Во-вторых, общество при царском режиме было разделено на сословия. Дворянство, купечество, духовенство, мещанство и крестьянство – это не просто разные слои, или страты, общества, это юридические категории, каждой из которых соответствовал определенный набор прав и обязанностей (точнее, привилегий и повинностей). Внизу иерархии находились крестьянство и мещанство, которые должны были платить «подушную подать», подвергались телесным наказаниям, несли рекрутскую повинность и не имели свободы передвижения68. Наверху иерархии находилось дворянство, подразделявшееся на потомственное и личное (приобретенное на службе и не передающееся по наследству). В 1830–1840‐х годах к привилегированным сословиям добавилась категория «почетных граждан»: их нельзя было выпороть, они не платили податей, имели возможность выбора места жительства и т. д.
Несколько огрубляя ситуацию, можно утверждать, что становление гражданской нации в царской России было проблематично хотя бы потому, что в стране было слишком мало граждан69. Основную массу российских подданных составляло бесправное и неграмотное крестьянство.
А как обстояло дело со становлением нации в качестве этнокультурного сообщества, того, что немцы называют Kulturnation? Достаточно очевидно, что такое становление стремительно набирает темпы начиная по меньшей мере с Наполеоновских войн. В верхах общества – или, как принято сегодня выражаться, в элитах – формируется вполне выраженное национальное самосознание: русская аристократия все более видит себя не в универсально-космополитической, а в патриотической оптике. Еще раз, однако, подчеркнем, что это верхи общества: строго говоря, само понятие «общество» на рубеже XVIII–XIX столетий – это образованный слой, а к нему поначалу принадлежало только дворянство70.

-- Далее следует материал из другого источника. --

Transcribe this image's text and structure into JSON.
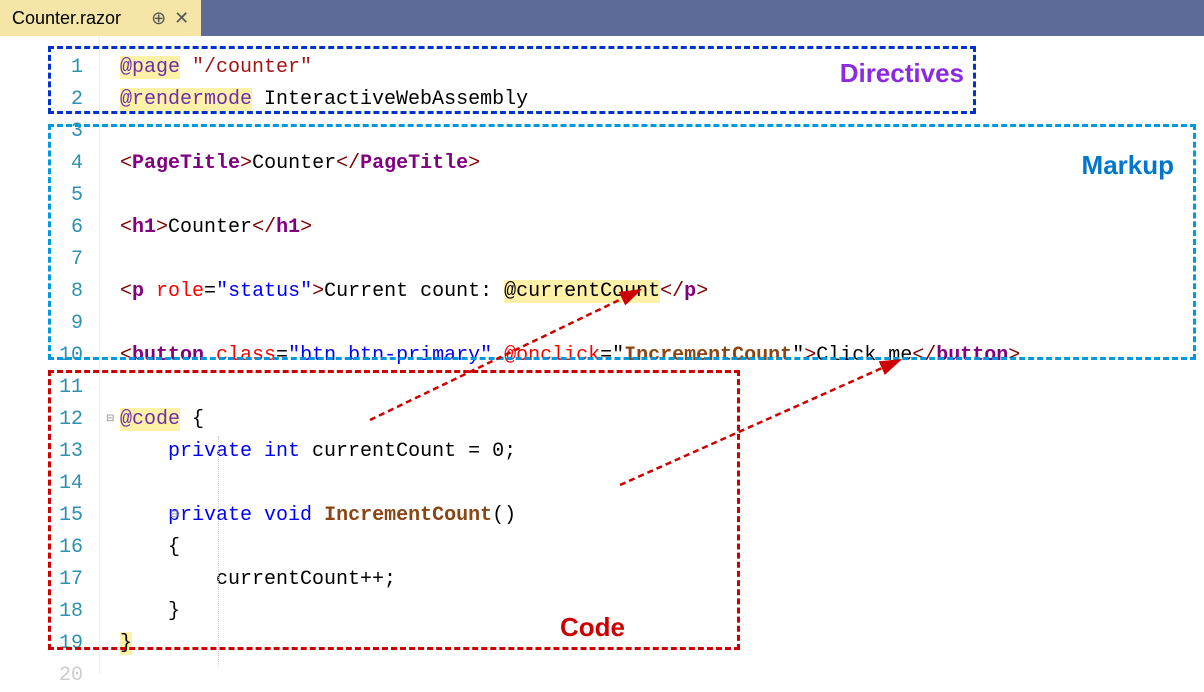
{
  "tab": {
    "filename": "Counter.razor"
  },
  "lineNumbers": [
    "1",
    "2",
    "3",
    "4",
    "5",
    "6",
    "7",
    "8",
    "9",
    "10",
    "11",
    "12",
    "13",
    "14",
    "15",
    "16",
    "17",
    "18",
    "19",
    "20"
  ],
  "annotations": {
    "directives": "Directives",
    "markup": "Markup",
    "code": "Code"
  },
  "code": {
    "l1_dir": "@page",
    "l1_str": "\"/counter\"",
    "l2_dir": "@rendermode",
    "l2_txt": " InteractiveWebAssembly",
    "l4_open1": "<",
    "l4_tag": "PageTitle",
    "l4_close1": ">",
    "l4_content": "Counter",
    "l4_open2": "</",
    "l4_close2": ">",
    "l6_open1": "<",
    "l6_tag": "h1",
    "l6_close1": ">",
    "l6_content": "Counter",
    "l6_open2": "</",
    "l6_close2": ">",
    "l8_open": "<",
    "l8_tag": "p",
    "l8_attr": " role",
    "l8_eq": "=",
    "l8_val": "\"status\"",
    "l8_close": ">",
    "l8_txt": "Current count: ",
    "l8_var": "@currentCount",
    "l8_open2": "</",
    "l8_close2": ">",
    "l10_open": "<",
    "l10_tag": "button",
    "l10_attr1": " class",
    "l10_eq": "=",
    "l10_val1": "\"btn btn-primary\"",
    "l10_attr2": " @onclick",
    "l10_val2_open": "=\"",
    "l10_method": "IncrementCount",
    "l10_val2_close": "\"",
    "l10_close": ">",
    "l10_txt": "Click me",
    "l10_open2": "</",
    "l10_close2": ">",
    "l12_dir": "@code",
    "l12_brace": " {",
    "l13_indent": "    ",
    "l13_kw1": "private",
    "l13_kw2": " int",
    "l13_txt": " currentCount = 0;",
    "l15_indent": "    ",
    "l15_kw1": "private",
    "l15_kw2": " void",
    "l15_sp": " ",
    "l15_method": "IncrementCount",
    "l15_paren": "()",
    "l16_txt": "    {",
    "l17_txt": "        currentCount++;",
    "l18_txt": "    }",
    "l19_brace": "}"
  }
}
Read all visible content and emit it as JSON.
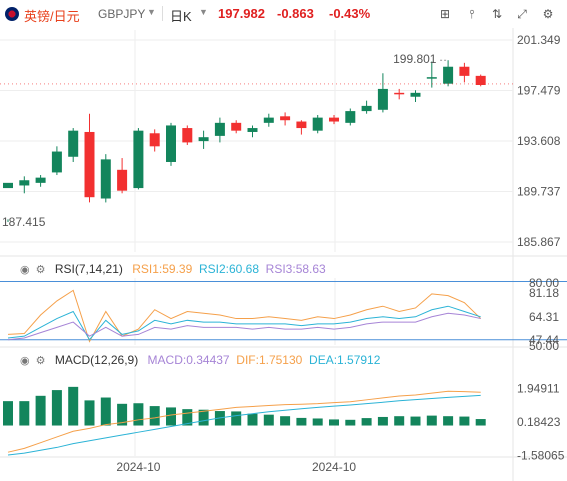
{
  "header": {
    "pair_name": "英镑/日元",
    "symbol": "GBPJPY",
    "period": "日K",
    "last_price": "197.982",
    "change": "-0.863",
    "change_pct": "-0.43%"
  },
  "toolbar": {
    "icons": [
      "drawing-tools-icon",
      "indicators-icon",
      "compare-icon",
      "fullscreen-icon",
      "settings-icon"
    ]
  },
  "colors": {
    "up": "#13855c",
    "down": "#f23030",
    "grid": "#eeeeee",
    "axis_text": "#555555",
    "rsi1": "#f5a04a",
    "rsi2": "#2bb3d6",
    "rsi3": "#a684d6",
    "dif": "#f5a04a",
    "dea": "#2bb3d6",
    "hist_up": "#13855c",
    "hist_down": "#f23030",
    "rsi_band": "#4a8fd8"
  },
  "chart_data": [
    {
      "type": "candlestick",
      "title": "GBPJPY 日K",
      "y_ticks": [
        "201.349",
        "197.479",
        "193.608",
        "189.737",
        "185.867"
      ],
      "ylim": [
        185.867,
        201.349
      ],
      "high_label": "199.801",
      "low_label": "187.415",
      "x_ticks": [
        {
          "label": "2024-10",
          "index": 8
        },
        {
          "label": "2024-10",
          "index": 20
        }
      ],
      "candles": [
        [
          190.0,
          190.4,
          187.6,
          187.4
        ],
        [
          190.2,
          190.6,
          189.6,
          190.9
        ],
        [
          190.4,
          190.8,
          190.1,
          191.0
        ],
        [
          191.2,
          192.8,
          191.0,
          193.2
        ],
        [
          192.4,
          194.4,
          192.0,
          194.6
        ],
        [
          194.3,
          189.3,
          188.9,
          195.7
        ],
        [
          189.2,
          192.2,
          188.9,
          192.6
        ],
        [
          191.4,
          189.8,
          189.6,
          192.3
        ],
        [
          190.0,
          194.4,
          189.9,
          194.6
        ],
        [
          194.2,
          193.2,
          192.8,
          194.5
        ],
        [
          192.0,
          194.8,
          191.7,
          195.0
        ],
        [
          194.6,
          193.5,
          193.3,
          194.8
        ],
        [
          193.6,
          193.9,
          193.0,
          194.4
        ],
        [
          194.0,
          195.0,
          193.5,
          195.4
        ],
        [
          195.0,
          194.4,
          194.2,
          195.2
        ],
        [
          194.3,
          194.6,
          193.9,
          194.8
        ],
        [
          195.0,
          195.4,
          194.7,
          195.7
        ],
        [
          195.5,
          195.2,
          194.8,
          195.8
        ],
        [
          195.1,
          194.6,
          194.1,
          195.2
        ],
        [
          194.4,
          195.4,
          194.2,
          195.6
        ],
        [
          195.4,
          195.1,
          194.9,
          195.6
        ],
        [
          195.0,
          195.9,
          194.8,
          196.1
        ],
        [
          195.9,
          196.3,
          195.7,
          196.7
        ],
        [
          196.0,
          197.6,
          195.8,
          198.8
        ],
        [
          197.3,
          197.2,
          196.8,
          197.6
        ],
        [
          197.0,
          197.3,
          196.6,
          197.5
        ],
        [
          198.5,
          198.5,
          197.7,
          199.7
        ],
        [
          198.0,
          199.3,
          197.8,
          199.8
        ],
        [
          199.3,
          198.6,
          198.1,
          199.6
        ],
        [
          198.6,
          197.9,
          197.8,
          198.7
        ]
      ]
    },
    {
      "type": "line",
      "name": "RSI",
      "params": "(7,14,21)",
      "values_text": {
        "RSI1": "59.39",
        "RSI2": "60.68",
        "RSI3": "58.63"
      },
      "y_ticks": [
        "80.00",
        "81.18",
        "64.31",
        "50.00",
        "47.44"
      ],
      "ylim": [
        44,
        82
      ],
      "band_high": 80,
      "band_low": 47,
      "series": [
        {
          "name": "RSI1",
          "values": [
            50,
            50.5,
            61,
            69,
            75,
            46,
            63,
            49,
            53,
            64,
            59,
            63,
            62,
            61,
            59,
            59,
            60,
            59,
            58,
            60,
            59,
            61,
            64,
            66,
            63,
            65,
            73,
            72,
            68,
            59
          ]
        },
        {
          "name": "RSI2",
          "values": [
            48,
            49,
            54,
            59,
            63,
            47,
            58,
            50,
            52,
            58,
            56,
            58,
            57,
            57,
            56,
            56,
            56,
            56,
            55,
            56,
            56,
            57,
            59,
            60,
            59,
            60,
            64,
            66,
            63,
            60
          ]
        },
        {
          "name": "RSI3",
          "values": [
            47,
            48,
            51,
            54,
            57,
            49,
            54,
            49,
            50,
            54,
            53,
            55,
            54,
            54,
            54,
            53,
            54,
            53,
            53,
            54,
            53,
            54,
            56,
            57,
            57,
            57,
            60,
            62,
            61,
            59
          ]
        }
      ]
    },
    {
      "type": "bar+line",
      "name": "MACD",
      "params": "(12,26,9)",
      "values_text": {
        "MACD": "0.34437",
        "DIF": "1.75130",
        "DEA": "1.57912"
      },
      "y_ticks": [
        "1.94911",
        "0.18423",
        "-1.58065"
      ],
      "ylim": [
        -1.6,
        2.6
      ],
      "histogram": [
        1.28,
        1.28,
        1.56,
        1.86,
        2.03,
        1.32,
        1.47,
        1.14,
        1.17,
        1.02,
        0.95,
        0.86,
        0.83,
        0.76,
        0.74,
        0.62,
        0.57,
        0.49,
        0.4,
        0.37,
        0.32,
        0.3,
        0.39,
        0.45,
        0.49,
        0.47,
        0.52,
        0.49,
        0.47,
        0.34
      ],
      "series": [
        {
          "name": "DIF",
          "values": [
            -1.4,
            -1.2,
            -0.9,
            -0.6,
            -0.3,
            -0.15,
            0.05,
            0.15,
            0.3,
            0.4,
            0.55,
            0.65,
            0.75,
            0.85,
            0.95,
            1.0,
            1.05,
            1.1,
            1.12,
            1.15,
            1.2,
            1.25,
            1.35,
            1.45,
            1.55,
            1.6,
            1.7,
            1.8,
            1.78,
            1.75
          ]
        },
        {
          "name": "DEA",
          "values": [
            -1.55,
            -1.45,
            -1.3,
            -1.15,
            -0.95,
            -0.8,
            -0.65,
            -0.5,
            -0.35,
            -0.2,
            -0.05,
            0.1,
            0.25,
            0.4,
            0.52,
            0.62,
            0.72,
            0.8,
            0.88,
            0.95,
            1.02,
            1.08,
            1.15,
            1.22,
            1.3,
            1.36,
            1.42,
            1.48,
            1.53,
            1.58
          ]
        }
      ]
    }
  ]
}
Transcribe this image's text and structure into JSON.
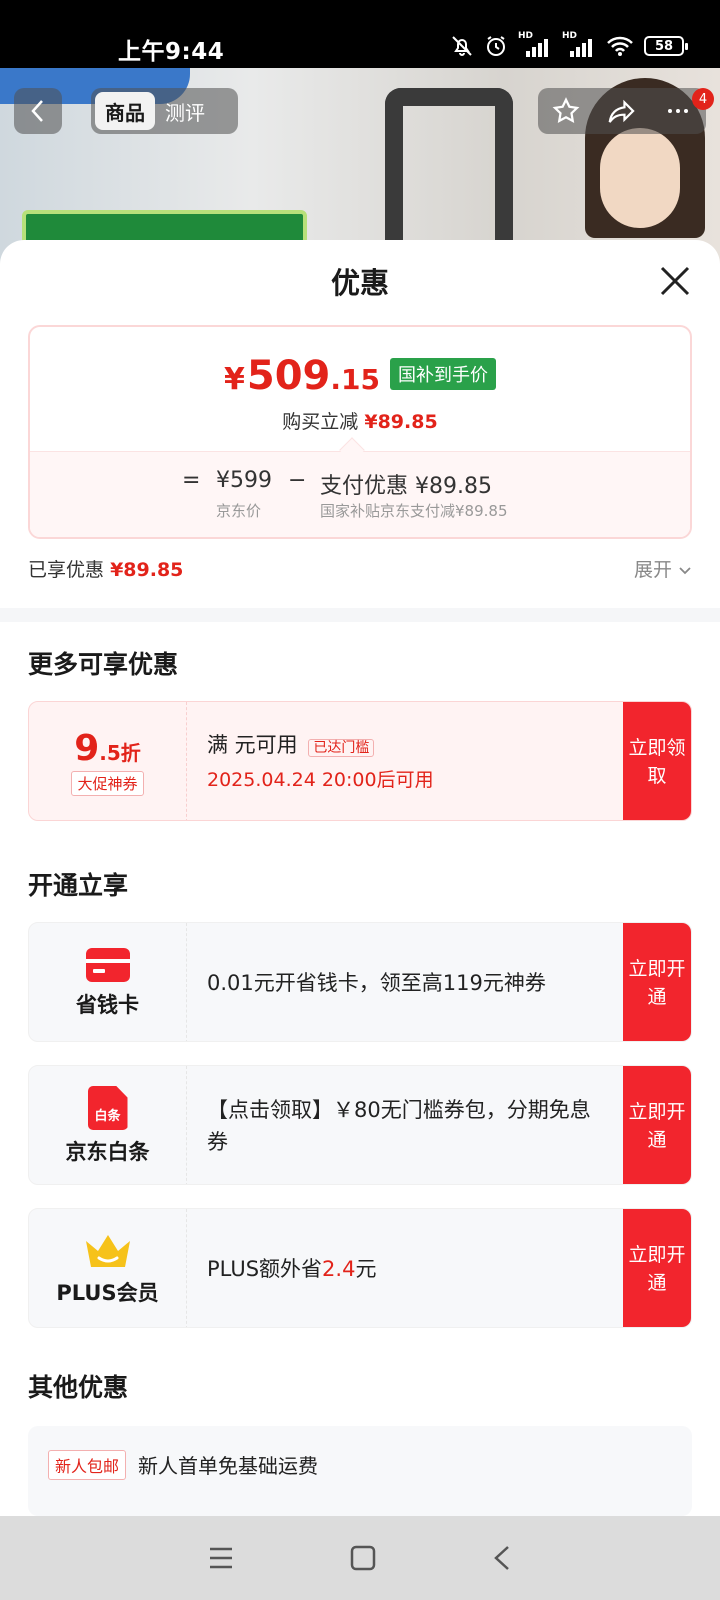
{
  "status_bar": {
    "time": "上午9:44",
    "battery": "58"
  },
  "product_nav": {
    "tabs": [
      "商品",
      "测评"
    ],
    "badge_count": "4"
  },
  "sheet": {
    "title": "优惠",
    "price_card": {
      "currency": "¥",
      "price_int": "509",
      "price_dec": ".15",
      "price_tag": "国补到手价",
      "instant_cut_label": "购买立减",
      "instant_cut_value": "¥89.85",
      "equals": "=",
      "jd_price": "¥599",
      "jd_price_label": "京东价",
      "minus": "−",
      "pay_discount": "支付优惠 ¥89.85",
      "pay_discount_desc": "国家补贴京东支付减¥89.85"
    },
    "enjoyed": {
      "label": "已享优惠",
      "value": "¥89.85"
    },
    "expand_label": "展开",
    "more_section": {
      "title": "更多可享优惠",
      "coupon": {
        "discount_big": "9",
        "discount_small": ".5折",
        "badge": "大促神券",
        "line1": "满 元可用",
        "overlay_tag": "已达门槛",
        "line2": "2025.04.24 20:00后可用",
        "button": "立即领取"
      }
    },
    "open_section": {
      "title": "开通立享",
      "items": [
        {
          "label": "省钱卡",
          "text": "0.01元开省钱卡，领至高119元神券",
          "button": "立即开通",
          "icon": "money-card-icon"
        },
        {
          "label": "京东白条",
          "text": "【点击领取】￥80无门槛券包，分期免息券",
          "button": "立即开通",
          "icon": "baitiao-icon",
          "icon_text": "白条"
        },
        {
          "label": "PLUS会员",
          "text_prefix": "PLUS额外省",
          "text_highlight": "2.4",
          "text_suffix": "元",
          "button": "立即开通",
          "icon": "crown-icon"
        }
      ]
    },
    "other_section": {
      "title": "其他优惠",
      "tag": "新人包邮",
      "text": "新人首单免基础运费"
    }
  },
  "colors": {
    "accent": "#e2231a",
    "button": "#f2252d",
    "green_tag": "#2aa14a"
  }
}
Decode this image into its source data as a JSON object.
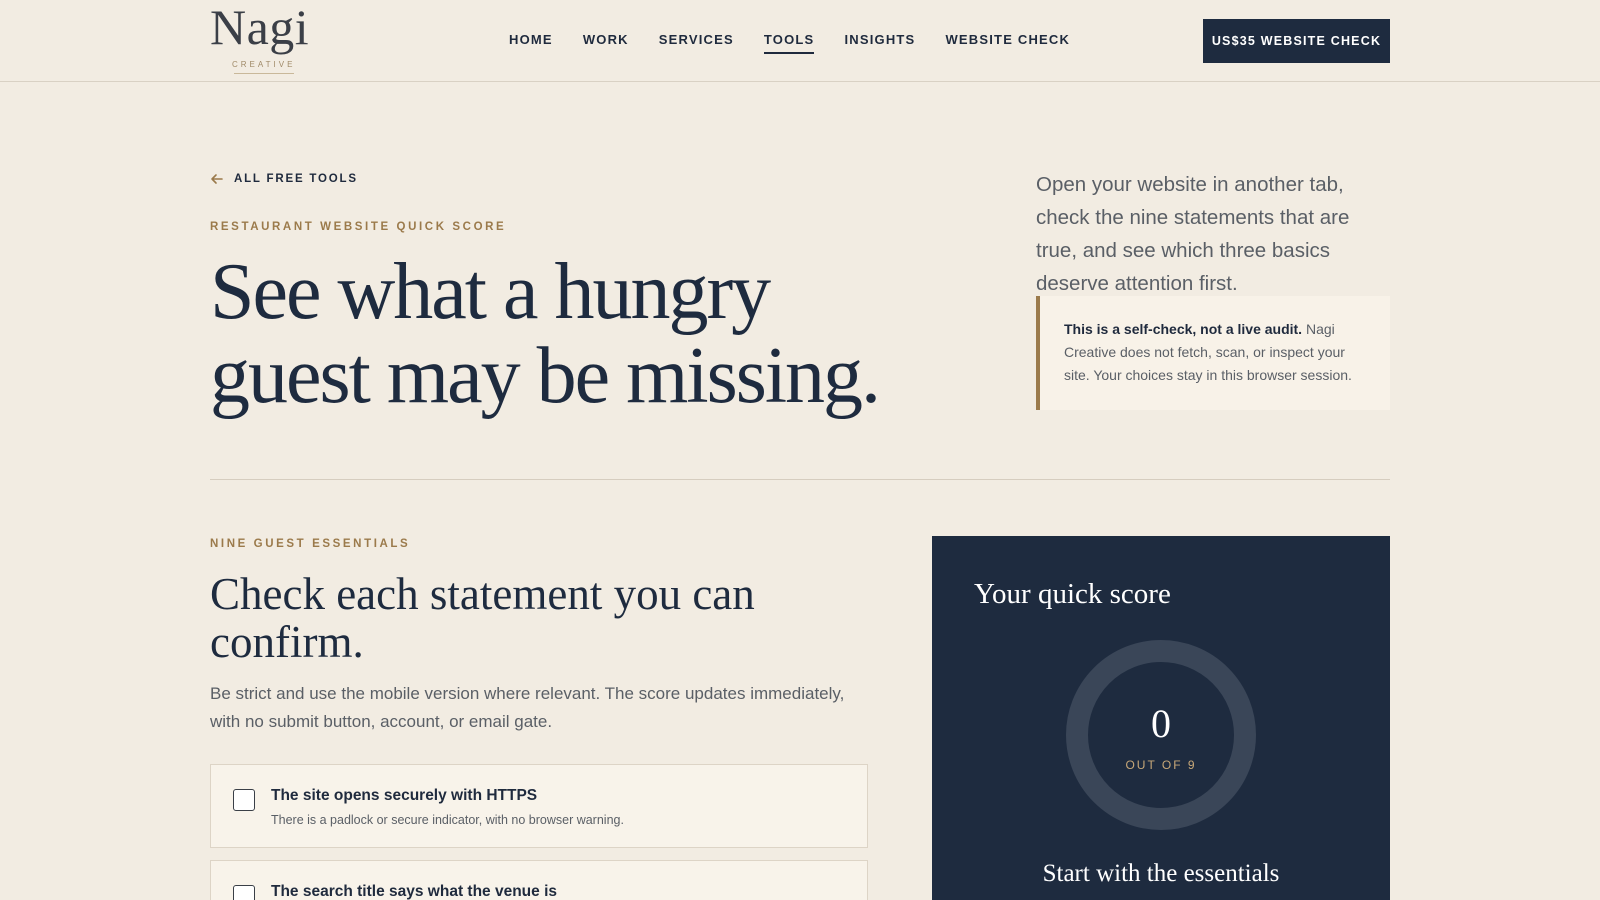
{
  "brand": {
    "name": "Nagi",
    "tagline": "CREATIVE"
  },
  "nav": {
    "items": [
      {
        "label": "HOME"
      },
      {
        "label": "WORK"
      },
      {
        "label": "SERVICES"
      },
      {
        "label": "TOOLS",
        "active": true
      },
      {
        "label": "INSIGHTS"
      },
      {
        "label": "WEBSITE CHECK"
      }
    ],
    "cta_label": "US$35 WEBSITE CHECK"
  },
  "hero": {
    "back_label": "ALL FREE TOOLS",
    "eyebrow": "RESTAURANT WEBSITE QUICK SCORE",
    "title": "See what a hungry guest may be missing.",
    "intro": "Open your website in another tab, check the nine statements that are true, and see which three basics deserve attention first.",
    "note_bold": "This is a self-check, not a live audit.",
    "note_text": " Nagi Creative does not fetch, scan, or inspect your site. Your choices stay in this browser session."
  },
  "checklist": {
    "eyebrow": "NINE GUEST ESSENTIALS",
    "title": "Check each statement you can confirm.",
    "description": "Be strict and use the mobile version where relevant. The score updates immediately, with no submit button, account, or email gate.",
    "items": [
      {
        "title": "The site opens securely with HTTPS",
        "subtitle": "There is a padlock or secure indicator, with no browser warning.",
        "checked": false
      },
      {
        "title": "The search title says what the venue is",
        "subtitle": "",
        "checked": false
      }
    ]
  },
  "score": {
    "title": "Your quick score",
    "value": "0",
    "out_of": "OUT OF 9",
    "fraction": 0,
    "subtitle": "Start with the essentials"
  },
  "colors": {
    "background": "#f2ece2",
    "navy": "#1e2b3f",
    "accent": "#9b7a4b"
  }
}
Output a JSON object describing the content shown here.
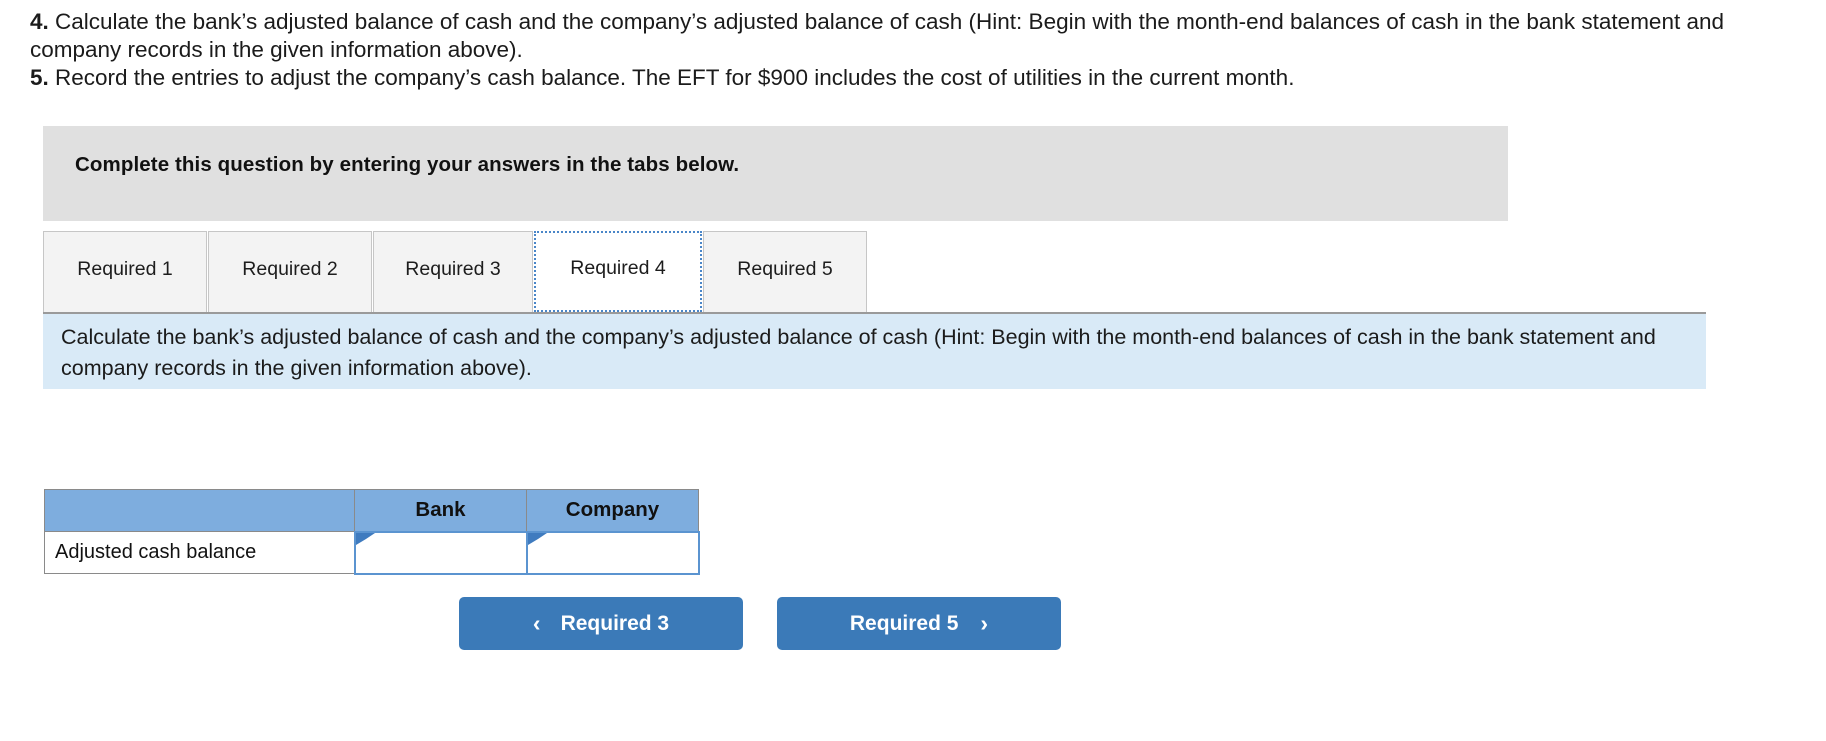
{
  "prompt": {
    "q4_number": "4.",
    "q4_text": " Calculate the bank’s adjusted balance of cash and the company’s adjusted balance of cash (Hint: Begin with the month-end balances of cash in the bank statement and company records in the given information above).",
    "q5_number": "5.",
    "q5_text": " Record the entries to adjust the company’s cash balance. The EFT for $900 includes the cost of utilities in the current month."
  },
  "banner": {
    "text": "Complete this question by entering your answers in the tabs below."
  },
  "tabs": {
    "items": [
      {
        "label": "Required 1",
        "active": false
      },
      {
        "label": "Required 2",
        "active": false
      },
      {
        "label": "Required 3",
        "active": false
      },
      {
        "label": "Required 4",
        "active": true
      },
      {
        "label": "Required 5",
        "active": false
      }
    ]
  },
  "description": {
    "text": "Calculate the bank’s adjusted balance of cash and the company’s adjusted balance of cash (Hint: Begin with the month-end balances of cash in the bank statement and company records in the given information above)."
  },
  "table": {
    "headers": [
      "",
      "Bank",
      "Company"
    ],
    "rows": [
      {
        "label": "Adjusted cash balance",
        "bank_value": "",
        "company_value": ""
      }
    ]
  },
  "navigation": {
    "prev_label": "Required 3",
    "next_label": "Required 5",
    "prev_icon": "chevron-left-icon",
    "next_icon": "chevron-right-icon",
    "chev_left": "‹",
    "chev_right": "›"
  },
  "colors": {
    "banner_gray": "#e0e0e0",
    "panel_blue": "#d9eaf7",
    "table_header_blue": "#7eadde",
    "button_blue": "#3b7ab8",
    "focus_blue": "#4a86c8"
  }
}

Культурный разрыв между образованными и необразованными классами был столь значителен, что это привело многих авторов к мысли о сосуществовании в одной стране двух культурных миров. Писатели-народники от Н. К. Михайловского до К. Д. Кавелина взяли за правило подчеркивать культурную пропасть между высшими классами («обществом») и крестьянской массой («народом»). В. О. Ключевский говорил о крестьянском восприятии русского дворянина (который предстает в их глазах как «случайно родившийся в России француз»71). Рассуждая в этом русле, более близкий к нам по времени историк отмечает: «Аристократы конца века (XVIII. – В. М.), уступая чужому культурному влиянию и поверхностно усваивая принципы французской просветительской философии, теряли связь с русской, особенно крестьянской средой. Они смотрели на „варварскую“ крестьянскую массу так, как американские плантаторы смотрели на негров, – исключительно как на объект хозяйственной эксплуатации и извлечения доходов для устройства „цивилизованной“ жизни»72.